In this 2.5min video from my How AI Ate My Website talk, I walk through how a conversational (chat) interface powered by generative AI can cite the materials it uses to answer people's questions through a unified embedded experience for different document types like videos, audio, Web pages, and more.


Now, as I mentioned, answers stem from finding the most relevant parts of documents, stitching them together, and citing those replies. You can see one of these citations in this example.

This also serves as an entry point into a deeper, object-specific experience. What does that mean? Well, when you see these cited sources, you can tap into any one of them to access the content. But instead of just linking out to a separate window or page, which is pretty common, we've tried to create a unified way of exploring each one.

Not only do you get an expanded view into the document, but you also get document-specific interactions, and the ability to ask additional questions scoped just to that open document.

Here's how that looks in this case for an article. You can select a citation to get the full experience, which includes a summary, the topics in the article, and again, the ability to ask questions just of that document. In this case, about evolving e-commerce checkout.

There's more document types than just webpages, though. Videos, podcasts, PDFs, images, and more. On Ask Luke, you ask a question, get an answer, with citations to videos, audio files, webpages, PDFs, etc.

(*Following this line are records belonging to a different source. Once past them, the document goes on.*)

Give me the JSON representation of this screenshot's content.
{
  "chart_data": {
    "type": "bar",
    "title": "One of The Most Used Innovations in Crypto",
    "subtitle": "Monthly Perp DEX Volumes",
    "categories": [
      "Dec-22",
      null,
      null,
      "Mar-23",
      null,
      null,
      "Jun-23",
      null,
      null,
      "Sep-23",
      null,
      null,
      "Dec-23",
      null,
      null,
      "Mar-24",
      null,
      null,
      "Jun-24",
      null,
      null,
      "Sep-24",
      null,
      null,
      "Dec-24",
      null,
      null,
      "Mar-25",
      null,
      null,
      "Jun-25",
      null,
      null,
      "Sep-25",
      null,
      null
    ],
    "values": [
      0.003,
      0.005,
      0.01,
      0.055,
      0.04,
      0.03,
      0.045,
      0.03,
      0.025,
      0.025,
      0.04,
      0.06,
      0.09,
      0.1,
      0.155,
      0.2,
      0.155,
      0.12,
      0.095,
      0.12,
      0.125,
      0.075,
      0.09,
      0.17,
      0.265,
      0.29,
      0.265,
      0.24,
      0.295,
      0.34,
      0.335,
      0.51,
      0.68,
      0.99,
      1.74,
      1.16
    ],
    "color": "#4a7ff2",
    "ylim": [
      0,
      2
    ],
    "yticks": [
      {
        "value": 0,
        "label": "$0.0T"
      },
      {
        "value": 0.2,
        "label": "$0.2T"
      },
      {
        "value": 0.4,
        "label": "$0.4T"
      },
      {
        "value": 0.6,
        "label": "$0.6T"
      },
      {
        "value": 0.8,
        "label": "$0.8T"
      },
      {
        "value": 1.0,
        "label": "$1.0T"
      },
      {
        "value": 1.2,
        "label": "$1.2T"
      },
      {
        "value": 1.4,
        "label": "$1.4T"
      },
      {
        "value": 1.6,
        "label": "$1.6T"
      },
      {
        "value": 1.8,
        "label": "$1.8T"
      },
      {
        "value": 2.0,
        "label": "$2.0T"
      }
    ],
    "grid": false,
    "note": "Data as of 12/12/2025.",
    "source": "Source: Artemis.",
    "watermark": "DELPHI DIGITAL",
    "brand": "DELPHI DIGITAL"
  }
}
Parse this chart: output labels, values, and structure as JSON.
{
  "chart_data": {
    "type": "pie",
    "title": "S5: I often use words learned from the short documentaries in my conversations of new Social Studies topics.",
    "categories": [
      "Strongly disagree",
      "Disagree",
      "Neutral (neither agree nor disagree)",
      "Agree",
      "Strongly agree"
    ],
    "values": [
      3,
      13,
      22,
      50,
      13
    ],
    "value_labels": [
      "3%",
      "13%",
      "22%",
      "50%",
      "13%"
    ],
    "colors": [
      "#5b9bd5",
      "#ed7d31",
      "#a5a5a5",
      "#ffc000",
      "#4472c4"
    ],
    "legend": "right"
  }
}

Each one has a unified, but document-type specific interface.

The video experience, for example, has an inline player, a scrubber with a real-time transcript, the ability to search that transcript, some auto-generated topics, summaries, and the ability to ask questions just of what's in the video.

When you search within the transcript, you can also jump directly to that part of the video in the inline player. Audio works the same way, just an audio player instead of a video screen. Here you can see the diarization and cleanup work at play, which is how we have the conversation broken down by speakers and their names and the timestamp for the transcript.

Webpages have a reader view, just like videos and audio files. We show a summary, key topics, give people the ability to ask questions scoped to that article, and by now you get the pattern.